House Speaker Paul Ryan has condemned Donald Trump's outrageous comments twice now -- once after the real estate mogul called for a Muslim ban and once after he failed to adequately distance himself from former Ku Klux Klan leader David Duke. But the Wisconsin Republican said on Thursday that he doesn't think he'll have to denounce Trump's entire candidacy.
"I do not believe I'll have to do that," Ryan told reporters at his weekly press conference. The speaker didn't clarify whether he thinks he won't have to disavow Trump because the would-be nominee will be on his best behavior, or because he doesn't think Trump will be the nominee.
When a reporter pressed Ryan, saying he has already "denounced Donald Trump for xenophobia and Islamaphobia," Ryan playfully shrugged as if to say, "Well, yes and no."

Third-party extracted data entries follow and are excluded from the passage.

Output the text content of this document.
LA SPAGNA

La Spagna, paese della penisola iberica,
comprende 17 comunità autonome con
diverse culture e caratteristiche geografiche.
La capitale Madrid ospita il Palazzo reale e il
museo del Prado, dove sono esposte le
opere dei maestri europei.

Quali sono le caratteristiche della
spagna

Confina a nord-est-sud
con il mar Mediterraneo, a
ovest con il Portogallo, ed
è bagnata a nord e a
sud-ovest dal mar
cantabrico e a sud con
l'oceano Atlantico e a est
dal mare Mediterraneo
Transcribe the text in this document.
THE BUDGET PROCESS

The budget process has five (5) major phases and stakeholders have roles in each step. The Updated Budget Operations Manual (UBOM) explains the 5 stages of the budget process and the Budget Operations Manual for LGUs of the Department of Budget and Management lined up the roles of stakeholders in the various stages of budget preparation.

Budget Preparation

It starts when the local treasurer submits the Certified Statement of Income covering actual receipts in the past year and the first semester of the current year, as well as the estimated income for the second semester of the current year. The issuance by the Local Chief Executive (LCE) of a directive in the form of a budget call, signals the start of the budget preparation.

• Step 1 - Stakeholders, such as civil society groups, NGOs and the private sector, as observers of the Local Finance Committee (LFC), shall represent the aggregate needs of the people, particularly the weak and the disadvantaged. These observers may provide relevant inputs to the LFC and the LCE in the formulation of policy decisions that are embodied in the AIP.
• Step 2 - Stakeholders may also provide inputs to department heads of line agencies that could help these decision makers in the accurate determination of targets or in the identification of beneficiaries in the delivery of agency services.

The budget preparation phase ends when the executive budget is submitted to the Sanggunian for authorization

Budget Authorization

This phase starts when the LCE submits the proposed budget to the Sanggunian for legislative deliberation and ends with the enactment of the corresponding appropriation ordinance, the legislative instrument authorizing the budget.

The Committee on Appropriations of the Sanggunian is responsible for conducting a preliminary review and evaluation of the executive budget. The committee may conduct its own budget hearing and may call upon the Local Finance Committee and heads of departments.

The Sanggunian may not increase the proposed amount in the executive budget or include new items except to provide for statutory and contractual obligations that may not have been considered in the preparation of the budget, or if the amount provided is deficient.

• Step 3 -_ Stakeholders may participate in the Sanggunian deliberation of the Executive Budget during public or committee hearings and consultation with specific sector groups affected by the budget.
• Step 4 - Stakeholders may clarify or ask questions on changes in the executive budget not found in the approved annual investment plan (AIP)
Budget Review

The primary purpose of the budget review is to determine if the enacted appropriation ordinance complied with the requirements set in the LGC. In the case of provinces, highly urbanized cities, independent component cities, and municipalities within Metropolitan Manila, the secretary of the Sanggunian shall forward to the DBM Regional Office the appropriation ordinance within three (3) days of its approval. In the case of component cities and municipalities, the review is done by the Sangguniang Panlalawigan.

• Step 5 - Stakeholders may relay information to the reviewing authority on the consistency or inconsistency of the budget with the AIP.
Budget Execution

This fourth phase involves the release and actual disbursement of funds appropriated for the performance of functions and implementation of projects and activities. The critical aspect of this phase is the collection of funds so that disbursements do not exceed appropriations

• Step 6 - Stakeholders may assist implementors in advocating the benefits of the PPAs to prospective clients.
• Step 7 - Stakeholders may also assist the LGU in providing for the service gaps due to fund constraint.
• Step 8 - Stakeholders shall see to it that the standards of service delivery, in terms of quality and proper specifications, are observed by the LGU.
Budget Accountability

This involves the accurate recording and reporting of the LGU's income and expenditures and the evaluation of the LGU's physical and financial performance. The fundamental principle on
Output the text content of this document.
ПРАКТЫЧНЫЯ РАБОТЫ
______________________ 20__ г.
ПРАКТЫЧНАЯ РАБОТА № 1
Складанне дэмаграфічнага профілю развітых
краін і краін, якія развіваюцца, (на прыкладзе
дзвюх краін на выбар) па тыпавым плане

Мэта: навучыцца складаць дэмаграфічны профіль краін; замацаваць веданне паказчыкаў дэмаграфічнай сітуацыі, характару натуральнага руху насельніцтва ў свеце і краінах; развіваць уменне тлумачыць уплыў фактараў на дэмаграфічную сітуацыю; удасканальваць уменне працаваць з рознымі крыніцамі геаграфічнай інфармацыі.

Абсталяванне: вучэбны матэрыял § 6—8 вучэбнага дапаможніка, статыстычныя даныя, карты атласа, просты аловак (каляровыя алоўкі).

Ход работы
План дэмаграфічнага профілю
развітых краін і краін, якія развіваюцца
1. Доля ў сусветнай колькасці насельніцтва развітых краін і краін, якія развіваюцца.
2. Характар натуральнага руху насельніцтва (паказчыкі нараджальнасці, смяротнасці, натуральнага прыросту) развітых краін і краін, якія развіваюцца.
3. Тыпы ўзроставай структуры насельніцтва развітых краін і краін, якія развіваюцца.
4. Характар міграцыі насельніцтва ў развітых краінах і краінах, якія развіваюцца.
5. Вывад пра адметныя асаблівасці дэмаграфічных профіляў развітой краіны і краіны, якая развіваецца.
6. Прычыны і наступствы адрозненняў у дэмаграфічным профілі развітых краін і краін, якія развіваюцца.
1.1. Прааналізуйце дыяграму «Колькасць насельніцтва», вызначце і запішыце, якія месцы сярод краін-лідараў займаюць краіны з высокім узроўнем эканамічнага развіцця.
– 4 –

Ryan has yet to use Trump's name in one of his condemnations, opting instead for nebulous statements about what conservatism really is and what it is not. But it's clear that Ryan has been referring to the GOP front-runner, even if Trump himself doesn't seem to be getting the message.
When discussing how he'll unite the party during his victory speech on Tuesday, Trump noted that "Paul Ryan called me -- tremendous call."
Privately, sources have told The Huffington Post that Ryan is struggling with how to deal with Trump. Publicly, however, Ryan notes he's the chairman of the GOP nominating convention in July and says it would therefore be inappropriate for him to endorse -- or denounce -- any of the candidates.
Still, Democrats are doing their best to connect Ryan and the rest of the GOP conference with the GOP front-runner. The Democratic Congressional Campaign Committee recently sent Ryan a "Trump Starter Kit," complete with a copy of The Art of the Deal, the first season of "The Apprentice" and some antacid.
But the true sources of Ryan's heartburn are Trump's often-appalling comments condoning violence at his rallies, stoking fear and racism, and denigrating women.
Ryan still seems to be holding out hope that Trump won't be the nominee, and that he won't have to reconsider his "I'll support whoever our nominee is" pledge.
On Thursday, Ryan, who two months ago said it was "ridiculous" for the press to suggest there could be a brokered Republican convention, seemed to acknowledge that a contested vote in Cleveland was a distinct possibility.
Ryan said the GOP nomination was a democratic process, and if a candidate doesn't receive "sufficient delegates, then it goes to the convention, and the delegates make that decision."
Ryan noted that those delegates were themselves elected by Republicans, and said he plans to respect the process and not say whom the GOP nominee should be.
But he did add that he has a responsibility to speak out if anybody -- "not just Donald Trump" -- is misrepresenting the Republican party or "disfiguring conservatism," and said he would continue to do that.
One thing Ryan was quite definitive about, however, was speculation that he might run for the White House himself. He recently responded "we'll see" when asked about running in a contested convention, and former Speaker John Boehner (R-Ohio) recently said he'd like Ryan to become the nominee in a brokered convention as well. Speaking about the idea on Tuesday, Ryan was about as Shermanesque as a potential future candidate for the presidency can get.
"It's not going to be me. It should be somebody running for president," he said, adding that he wanted to "put this thing to rest and move on."
"I saw Boehner last night, and I told him to knock it off," he said, noting that he used slightly different words that were a bit more John Boehner-ish and almost certainly saltier.